Is $212,444 enough for retirement?

With inflation, probably not.

That said, if you could contribute $60 of your own income -- for a total contribution of $100 -- you would have $531,111 under the same conditions outlined above. That's still not as much as most Americans expect they'll need for retirement ($1.46 million, according to the Northwestern Mutual's 2024 Planning & Progress Study). But you wouldn't be far from the current median.

In fact, in 2022, the median retirement balance for those in or near the age of retirement (65 to 74) was $200,000, according to retirement research by The Motley Fool. If we assume an average annual inflation rate of 2.5%, then 40 years from now $531,111 would be worth about $197,802 in today's dollars.
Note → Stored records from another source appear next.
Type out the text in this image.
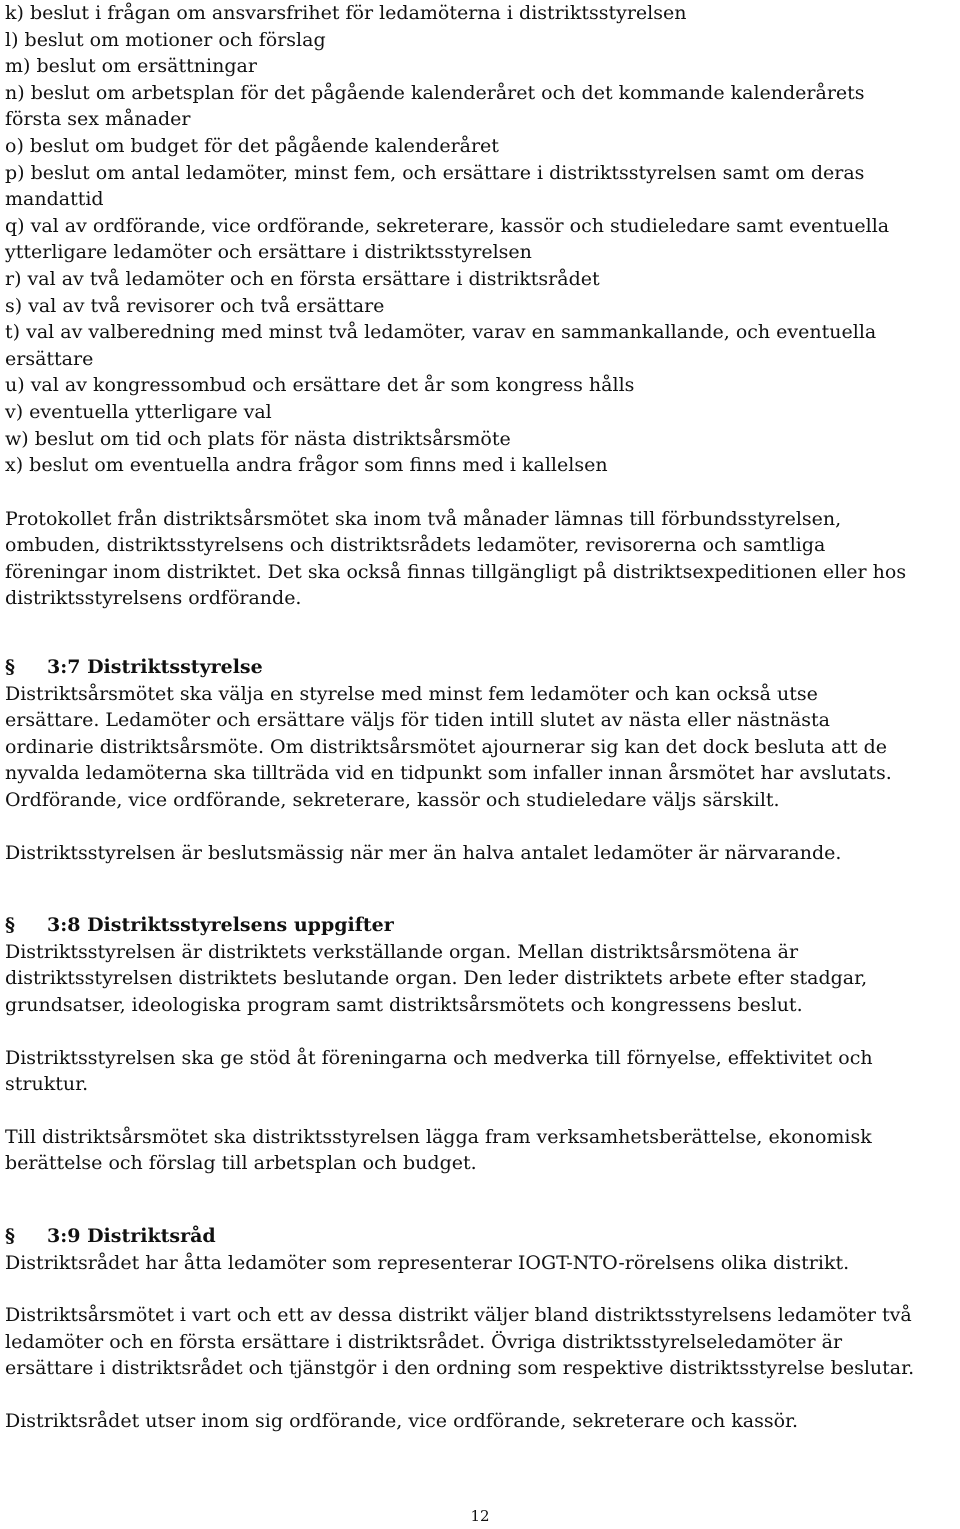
k) beslut i frågan om ansvarsfrihet för ledamöterna i distriktsstyrelsen
l) beslut om motioner och förslag
m) beslut om ersättningar
n) beslut om arbetsplan för det pågående kalenderåret och det kommande kalenderårets
första sex månader
o) beslut om budget för det pågående kalenderåret
p) beslut om antal ledamöter, minst fem, och ersättare i distriktsstyrelsen samt om deras
mandattid
q) val av ordförande, vice ordförande, sekreterare, kassör och studieledare samt eventuella
ytterligare ledamöter och ersättare i distriktsstyrelsen
r) val av två ledamöter och en första ersättare i distriktsrådet
s) val av två revisorer och två ersättare
t) val av valberedning med minst två ledamöter, varav en sammankallande, och eventuella
ersättare
u) val av kongressombud och ersättare det år som kongress hålls
v) eventuella ytterligare val
w) beslut om tid och plats för nästa distriktsårsmöte
x) beslut om eventuella andra frågor som finns med i kallelsen
Protokollet från distriktsårsmötet ska inom två månader lämnas till förbundsstyrelsen,
ombuden, distriktsstyrelsens och distriktsrådets ledamöter, revisorerna och samtliga
föreningar inom distriktet. Det ska också finnas tillgängligt på distriktsexpeditionen eller hos
distriktsstyrelsens ordförande.
§	3:7 Distriktsstyrelse
Distriktsårsmötet ska välja en styrelse med minst fem ledamöter och kan också utse
ersättare. Ledamöter och ersättare väljs för tiden intill slutet av nästa eller nästnästa
ordinarie distriktsårsmöte. Om distriktsårsmötet ajournerar sig kan det dock besluta att de
nyvalda ledamöterna ska tillträda vid en tidpunkt som infaller innan årsmötet har avslutats.
Ordförande, vice ordförande, sekreterare, kassör och studieledare väljs särskilt.
Distriktsstyrelsen är beslutsmässig när mer än halva antalet ledamöter är närvarande.
§	3:8 Distriktsstyrelsens uppgifter
Distriktsstyrelsen är distriktets verkställande organ. Mellan distriktsårsmötena är
distriktsstyrelsen distriktets beslutande organ. Den leder distriktets arbete efter stadgar,
grundsatser, ideologiska program samt distriktsårsmötets och kongressens beslut.
Distriktsstyrelsen ska ge stöd åt föreningarna och medverka till förnyelse, effektivitet och
struktur.
Till distriktsårsmötet ska distriktsstyrelsen lägga fram verksamhetsberättelse, ekonomisk
berättelse och förslag till arbetsplan och budget.
§	3:9 Distriktsråd
Distriktsrådet har åtta ledamöter som representerar IOGT-NTO-rörelsens olika distrikt.
Distriktsårsmötet i vart och ett av dessa distrikt väljer bland distriktsstyrelsens ledamöter två
ledamöter och en första ersättare i distriktsrådet. Övriga distriktsstyrelseledamöter är
ersättare i distriktsrådet och tjänstgör i den ordning som respektive distriktsstyrelse beslutar.
Distriktsrådet utser inom sig ordförande, vice ordförande, sekreterare och kassör.
12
That said, let's not stray too far from the point, which is that investing your cash back for retirement can help you grow your nest egg. While you probably don't want to rely solely on credit card rewards to save for retirement, using cash back for this purpose can bolster your current contributions. Of course, you'll want to pay your cards in full and on time to avoid paying credit card interest. If that's your current practice, consider investing your rewards for the future. Who knows -- by the time retirement rolls around, you might have grown your rewards tenfold.